Released back in 1999, The Iron GIant didn’t exactly break box office records. But 17 years on, there’s still huge love for it. That’s partly because it was one of the last animated films of the hand-drawn era, and partly because it built on Ted Hughes’ short story so beautifully. So it’s high time it got the art book treatment.
This gorgeous 148-page, largeformat hardback begins with a foreword by director Brad Bird, who explains how the making of the film involved a long period of creative exploration involving “a wonderful variety of visual approaches.” This was then followed by a “hurried rush of artwork generated to quickly nail down a producible look.” A wide range of incredible art was created in both periods, and this book brings together the best of both approaches.

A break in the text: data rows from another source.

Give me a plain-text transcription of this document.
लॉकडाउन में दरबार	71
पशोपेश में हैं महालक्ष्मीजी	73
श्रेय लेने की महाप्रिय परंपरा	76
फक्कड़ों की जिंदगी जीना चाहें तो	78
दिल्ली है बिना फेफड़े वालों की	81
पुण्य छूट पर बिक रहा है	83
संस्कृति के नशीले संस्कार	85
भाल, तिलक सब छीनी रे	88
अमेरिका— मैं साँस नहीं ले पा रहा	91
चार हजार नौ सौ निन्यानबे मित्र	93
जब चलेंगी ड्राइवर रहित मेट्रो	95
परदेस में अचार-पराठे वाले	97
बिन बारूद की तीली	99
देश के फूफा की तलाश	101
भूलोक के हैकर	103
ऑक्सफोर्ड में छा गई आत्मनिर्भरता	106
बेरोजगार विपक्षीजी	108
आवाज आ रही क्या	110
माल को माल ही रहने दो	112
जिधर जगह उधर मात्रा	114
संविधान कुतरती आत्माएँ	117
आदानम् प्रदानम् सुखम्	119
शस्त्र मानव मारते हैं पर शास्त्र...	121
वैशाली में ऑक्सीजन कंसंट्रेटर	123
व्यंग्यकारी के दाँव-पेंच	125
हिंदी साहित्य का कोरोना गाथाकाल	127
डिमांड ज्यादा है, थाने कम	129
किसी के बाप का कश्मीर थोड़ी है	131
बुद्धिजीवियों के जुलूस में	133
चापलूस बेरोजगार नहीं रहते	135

Author Ramin Zahed keeps the text – which includes new interviews with Bird and other key members of the film’s creative team – short and to the point. This provides ample room for fascinating preparatory sketches and evocative concept art by the likes of Victor Haboush and Dominique Louis. We also get to see detailed backgrounds and storyboards, as well as alternative images and plotlines ultimately rejected by the film-makers.
In all, this smorgasbord of an art book offers a fascinating insight into the creative process behind handdrawn animation, and one of its best recent showcases.
The Iron Giant hides in a workshop, while contemplating a metal snack, in Victor Haboush’s concept art.